Titanic tourist submarine missing 6-19-2023 (Debris field found, passengers presumed dead. 06-22-23)

Instead of torn apart you are smooshed, is to be expected, but the degree of final smooshing would depend on the pressure differential and the medium doing the compressing.

I would think shredded (by all the debris accompanying the failure of the hull, assuming that fractures form from the deformation) or incinerated is more likely.

To The Ends Of The Earth?

Harold And Maude?

The debris was found a quarter of a mile away from part of the ship. In an environment where the water isn’t that clear and your lights penetrate only a few feet. Imagine groping around an NFL stadium and the entire surrounding parking lot when you can only see about 10 feet and you can only move at a slow walk. A meticulous search of that area might take a long time.

And, as others already said, it took a couple days to get search equipment out to the site to even begin searching.

“Purina crab chow” in the argot of airplane accident investigation.

Absolutely.

See here for more about the predecessor system that was super secret for most of its life. The existence of a current successor system is well-attested but damn near nothing about it is publicly known.

…I don’t think that details like the controller are mundane and unimportant.

I think they paint a picture of a bunch of cowboys, the peak of “agile tech bro” culture. They installed the thruster the wrong way around. They didn’t test it. They just did it. And they think “holding the controller the other way” was a “brilliantly simple solution” rather than something that never should have happened.

A hatch that opens from the inside can be opened at the surface; but at depth, the pressure should keep it closed just as effectively as bolts do. Not that it would have mattered in this instance; just overall.

That was the problem. Not that it was a cheap PC game controller. And that same lack of testing and general care was probably the source of the structural failure as well.

The $30 controller was probably more reliable than anything they could hack up themselves, even at 1000x the price. Mass produced items are exceptionally reliable. But there’s no excuse for installing the thruster backwards (or getting the mapping backwards, or whatever it was) and then continuing on with it not working right.

…it was a cheap PC game controller where one of the solutions was to remap the controller, but they didn’t have the instructions on hand to be able to do that.

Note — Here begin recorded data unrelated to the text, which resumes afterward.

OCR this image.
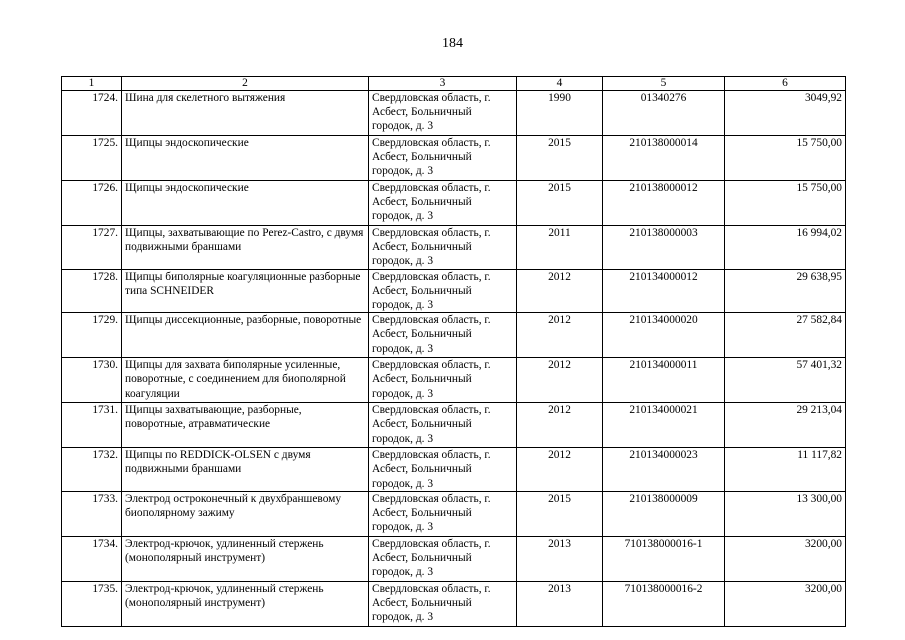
184
1	2	3	4	5	6
1724.	Шина для скелетного вытяжения	Свердловская область, г. Асбест, Больничный городок, д. 3	1990	01340276	3049,92
1725.	Щипцы эндоскопические	Свердловская область, г. Асбест, Больничный городок, д. 3	2015	210138000014	15 750,00
1726.	Щипцы эндоскопические	Свердловская область, г. Асбест, Больничный городок, д. 3	2015	210138000012	15 750,00
1727.	Щипцы, захватывающие по Perez-Castro, с двумя подвижными браншами	Свердловская область, г. Асбест, Больничный городок, д. 3	2011	210138000003	16 994,02
1728.	Щипцы биполярные коагуляционные разборные типа SCHNEIDER	Свердловская область, г. Асбест, Больничный городок, д. 3	2012	210134000012	29 638,95
1729.	Щипцы диссекционные, разборные, поворотные	Свердловская область, г. Асбест, Больничный городок, д. 3	2012	210134000020	27 582,84
1730.	Щипцы для захвата биполярные усиленные, поворотные, с соединением для биополярной коагуляции	Свердловская область, г. Асбест, Больничный городок, д. 3	2012	210134000011	57 401,32
1731.	Щипцы захватывающие, разборные, поворотные, атравматические	Свердловская область, г. Асбест, Больничный городок, д. 3	2012	210134000021	29 213,04
1732.	Щипцы по REDDICK-OLSEN с двумя подвижными браншами	Свердловская область, г. Асбест, Больничный городок, д. 3	2012	210134000023	11 117,82
1733.	Электрод остроконечный к двухбраншевому биополярному зажиму	Свердловская область, г. Асбест, Больничный городок, д. 3	2015	210138000009	13 300,00
1734.	Электрод-крючок, удлиненный стержень (монополярный инструмент)	Свердловская область, г. Асбест, Больничный городок, д. 3	2013	710138000016-1	3200,00
1735.	Электрод-крючок, удлиненный стержень (монополярный инструмент)	Свердловская область, г. Асбест, Больничный городок, д. 3	2013	710138000016-2	3200,00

Not without the instruction manual.

Scrolling down through that twitter thread, I came across this video of James Cameron discussing Titan and other submersibles:

Depends on the design. I’ve no idea if they used anything like this, but one possibility for really tight seals is to use something like a lead (the metal) gasket. You carefully bolt the surfaces together, the lead deforms and forms a really tight metal-on-metal seal. But you aren’t going to want to depend on water pressure to accomplish this process. You want to torque the bolts down to a specified clamping force.

Also, don’t forget that the hull (on the Deepsea Challenger) was 2.5" steel, and the hatch probably weighed a few hundred kilos. It’s unlikely it could even be opened without some sort of external device.

Jesus, what a terrible way to die. How soon until the movie comes out?

…here is the rest of the video of that sequence, where they discuss remapping the controller.

https://twitter.com/wapplehouse/status/1672004334240841731

They knew before they went down there was a problem.

Clown show.

It was a Logitech PC gamepad that uses the same HID controller interface as every other PC joystick. There’s no need for an instruction manual. The remapping would be done in their own software.

Regardless–still not relevant. The issue wasn’t even that the mapping was backwards. It’s that they didn’t stop the dive at that point. Lots of stupid things happen with experimental hardware. It’s not a problem as long as you don’t ignore the failures that crop up.

Um… Every concert I ever went to in my youth looking for keys.

The rationale I have seen, referred to by the NYT among other sources, is somewhat more mundane: that because the data wasn’t absolutely conclusive (and of course it wouldn’t be) they decided it was best to continue the search on the off chance it was a coincidental anomaly.

And that kind of makes sense doesn’t it? Because if the concern is secrecy, it doesn’t make any more sense to release information now than three days ago. It didn’t suddenly get less secret in the time it took to get eyes on the debris field and confirm results. Alternatively, it does make sense that they would want to keep the information somewhat close hold rather than risk the possibility that the data has not been properly interpreted, but then call of the search, only to have the submersible be found intact, either on the bottom or on the surface, years later and learn that in fact everyone survived for days, if only the search hadn’t been called off…

I didn’t know Cameron was a Jedi. Learn something new every day.

First, I was going to say: Nope! as I thought you referred to the sea drama of 2005, but you are referring here to the movie of 1948 (Missed my target by 2 years, and it was the US coast guard pursuing the smugglers, memory put together the Chinese smugglers and the pursuers as being the same guys.)

Nightmare inducing scene at 3:55 :

Thanks for that find!

…and yet, the didn’t know how to do it.

My issue is that I didn’t bring up the controller, and the twitter thread I linked to only mentioned it once. But since you did, I’ll use it to highlight how the controller is just an exemplar of agile-tech-bro culture. “Its good enough” isn’t actually good enough.

But we don’t know that the controller had any part in the implosion. It may have been working perfectly well.